Die Zerstörung einer einmaligen kulturellen Einrichtung mit einer achtzigjährigen Tradition und überregionalen Ausstrahlung im Herzen der Stadt würde den Bemühungen einer nachhaltigen Stadt-, Kultur-und Baupolitik der Stadt Konstanz eklatant zuwiderlaufen.
Es gäbe stadtplanerische und kulturpolitische Instrumente, um die jetzige gesunde Mischung rund um die Marktstätte zu erhalten und Alternativen zur langweiligen Monostruktur eines Drogeriekaufhauses zu entwickeln. Hierzu bedarf es einer mutigen Strategie und Verhandlungsgeschick von Stadtspitze, Gemeinderat und kreativer Planer.

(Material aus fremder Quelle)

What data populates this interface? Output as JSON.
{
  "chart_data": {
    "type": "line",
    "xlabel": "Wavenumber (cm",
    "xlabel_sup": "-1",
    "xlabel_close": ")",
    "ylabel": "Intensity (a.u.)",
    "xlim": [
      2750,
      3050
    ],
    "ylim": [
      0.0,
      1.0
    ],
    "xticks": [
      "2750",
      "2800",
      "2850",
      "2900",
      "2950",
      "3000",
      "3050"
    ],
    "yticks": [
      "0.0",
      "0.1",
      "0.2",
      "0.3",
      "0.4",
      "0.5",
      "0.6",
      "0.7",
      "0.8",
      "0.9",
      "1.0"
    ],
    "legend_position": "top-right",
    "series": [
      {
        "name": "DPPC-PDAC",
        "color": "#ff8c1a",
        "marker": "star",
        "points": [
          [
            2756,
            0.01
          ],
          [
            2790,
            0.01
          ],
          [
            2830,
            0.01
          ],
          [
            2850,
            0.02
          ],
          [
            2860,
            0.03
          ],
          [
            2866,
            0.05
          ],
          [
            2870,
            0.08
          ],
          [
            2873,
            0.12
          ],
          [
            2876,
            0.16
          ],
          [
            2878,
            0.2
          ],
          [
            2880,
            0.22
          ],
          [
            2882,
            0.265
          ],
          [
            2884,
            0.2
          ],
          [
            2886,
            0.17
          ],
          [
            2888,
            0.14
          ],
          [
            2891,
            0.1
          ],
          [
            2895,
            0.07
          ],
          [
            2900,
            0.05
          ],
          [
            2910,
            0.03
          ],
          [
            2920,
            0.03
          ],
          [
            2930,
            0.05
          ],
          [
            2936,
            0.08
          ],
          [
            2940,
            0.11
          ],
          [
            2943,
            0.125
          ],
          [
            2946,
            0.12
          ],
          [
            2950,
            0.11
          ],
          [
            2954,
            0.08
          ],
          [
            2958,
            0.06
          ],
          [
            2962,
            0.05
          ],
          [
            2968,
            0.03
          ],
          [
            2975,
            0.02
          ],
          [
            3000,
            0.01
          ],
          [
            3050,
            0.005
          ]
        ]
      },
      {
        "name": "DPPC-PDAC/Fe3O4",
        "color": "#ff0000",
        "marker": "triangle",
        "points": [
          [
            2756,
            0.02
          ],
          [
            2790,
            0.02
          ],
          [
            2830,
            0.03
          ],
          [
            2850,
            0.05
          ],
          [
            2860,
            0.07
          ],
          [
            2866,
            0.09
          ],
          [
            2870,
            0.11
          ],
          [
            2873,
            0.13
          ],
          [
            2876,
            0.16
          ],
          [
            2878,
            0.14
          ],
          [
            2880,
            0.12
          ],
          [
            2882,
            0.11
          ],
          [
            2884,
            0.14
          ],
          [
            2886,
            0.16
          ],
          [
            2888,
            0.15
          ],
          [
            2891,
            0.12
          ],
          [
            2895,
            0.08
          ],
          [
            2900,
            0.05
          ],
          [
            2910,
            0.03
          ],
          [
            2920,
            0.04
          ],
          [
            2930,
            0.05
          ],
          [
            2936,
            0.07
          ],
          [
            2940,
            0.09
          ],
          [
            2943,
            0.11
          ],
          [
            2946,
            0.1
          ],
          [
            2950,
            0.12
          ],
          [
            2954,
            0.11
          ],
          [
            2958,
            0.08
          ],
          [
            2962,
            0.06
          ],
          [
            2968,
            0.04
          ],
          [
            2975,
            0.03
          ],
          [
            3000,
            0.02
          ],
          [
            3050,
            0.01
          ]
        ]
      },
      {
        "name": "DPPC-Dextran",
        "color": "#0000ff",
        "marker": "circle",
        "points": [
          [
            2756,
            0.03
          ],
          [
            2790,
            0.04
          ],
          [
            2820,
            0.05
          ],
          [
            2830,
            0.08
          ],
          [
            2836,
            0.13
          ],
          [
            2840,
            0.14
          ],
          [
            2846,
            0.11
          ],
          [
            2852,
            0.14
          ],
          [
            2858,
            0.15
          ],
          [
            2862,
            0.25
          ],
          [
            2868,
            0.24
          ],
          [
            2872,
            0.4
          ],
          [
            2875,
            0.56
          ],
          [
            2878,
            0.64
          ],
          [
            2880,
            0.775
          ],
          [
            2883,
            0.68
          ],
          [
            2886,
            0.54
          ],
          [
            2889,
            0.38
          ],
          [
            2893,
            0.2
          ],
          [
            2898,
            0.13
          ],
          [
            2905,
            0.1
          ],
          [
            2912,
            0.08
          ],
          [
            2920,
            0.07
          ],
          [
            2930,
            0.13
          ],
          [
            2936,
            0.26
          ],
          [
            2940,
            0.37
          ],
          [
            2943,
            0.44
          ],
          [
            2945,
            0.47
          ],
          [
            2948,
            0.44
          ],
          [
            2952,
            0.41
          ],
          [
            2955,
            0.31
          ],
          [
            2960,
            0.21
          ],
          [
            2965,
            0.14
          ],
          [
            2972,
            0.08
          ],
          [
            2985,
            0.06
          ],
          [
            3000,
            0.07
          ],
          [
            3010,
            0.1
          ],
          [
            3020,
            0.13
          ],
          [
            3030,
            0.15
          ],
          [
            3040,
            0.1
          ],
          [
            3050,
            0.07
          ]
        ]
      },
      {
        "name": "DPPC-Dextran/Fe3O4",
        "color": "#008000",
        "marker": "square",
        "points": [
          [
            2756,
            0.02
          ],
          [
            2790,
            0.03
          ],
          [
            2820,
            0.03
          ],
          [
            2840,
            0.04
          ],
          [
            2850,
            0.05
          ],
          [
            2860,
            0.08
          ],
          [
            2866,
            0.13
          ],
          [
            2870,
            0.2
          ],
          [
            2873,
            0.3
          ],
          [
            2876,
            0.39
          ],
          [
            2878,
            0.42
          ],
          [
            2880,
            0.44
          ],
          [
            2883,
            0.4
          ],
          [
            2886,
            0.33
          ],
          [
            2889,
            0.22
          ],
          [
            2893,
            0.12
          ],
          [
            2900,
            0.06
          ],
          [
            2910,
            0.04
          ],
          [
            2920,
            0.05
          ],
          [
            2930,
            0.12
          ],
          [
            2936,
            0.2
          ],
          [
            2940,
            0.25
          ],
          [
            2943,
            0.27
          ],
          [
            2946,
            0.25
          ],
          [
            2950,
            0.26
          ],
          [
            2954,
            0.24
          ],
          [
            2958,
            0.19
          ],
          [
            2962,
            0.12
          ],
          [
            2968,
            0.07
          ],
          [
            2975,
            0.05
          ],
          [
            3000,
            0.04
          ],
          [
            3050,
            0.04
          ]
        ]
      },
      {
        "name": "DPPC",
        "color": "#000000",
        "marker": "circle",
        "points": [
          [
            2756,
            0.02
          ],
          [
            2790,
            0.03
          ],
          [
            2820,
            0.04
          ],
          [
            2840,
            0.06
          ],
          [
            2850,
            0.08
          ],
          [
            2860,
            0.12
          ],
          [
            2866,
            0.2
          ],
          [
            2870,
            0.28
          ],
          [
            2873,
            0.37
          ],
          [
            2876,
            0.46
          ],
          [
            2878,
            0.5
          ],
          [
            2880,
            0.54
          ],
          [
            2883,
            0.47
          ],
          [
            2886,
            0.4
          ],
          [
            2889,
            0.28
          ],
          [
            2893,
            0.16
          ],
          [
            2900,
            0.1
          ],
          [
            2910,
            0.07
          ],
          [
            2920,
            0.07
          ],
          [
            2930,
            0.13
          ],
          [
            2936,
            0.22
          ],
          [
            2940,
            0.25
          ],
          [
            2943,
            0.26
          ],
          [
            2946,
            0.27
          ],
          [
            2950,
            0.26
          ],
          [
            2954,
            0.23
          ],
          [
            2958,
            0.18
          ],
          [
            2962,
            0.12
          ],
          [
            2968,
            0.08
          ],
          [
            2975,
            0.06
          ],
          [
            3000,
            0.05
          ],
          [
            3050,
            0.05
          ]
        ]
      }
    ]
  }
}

Mit Bebauungsplanung und anderen Instrumenten könnte man Verkaufsflächen begrenzen, gewünschte Nutzungen geschossweise festsetzen und denkmalpflegerische und kulturhistorisch wertvolle Elemente erhalten, wie z.B. das wunderschöne Erscheinungsbild des Scala-Filmpalastes (Architekt war der bekannte Bauhausschüler Hermann Blomeier aus Konstanz) von außen mit Natursteinfassade, Schriftzug und symmetrischer Erschließungszone und altem Treppenhaus.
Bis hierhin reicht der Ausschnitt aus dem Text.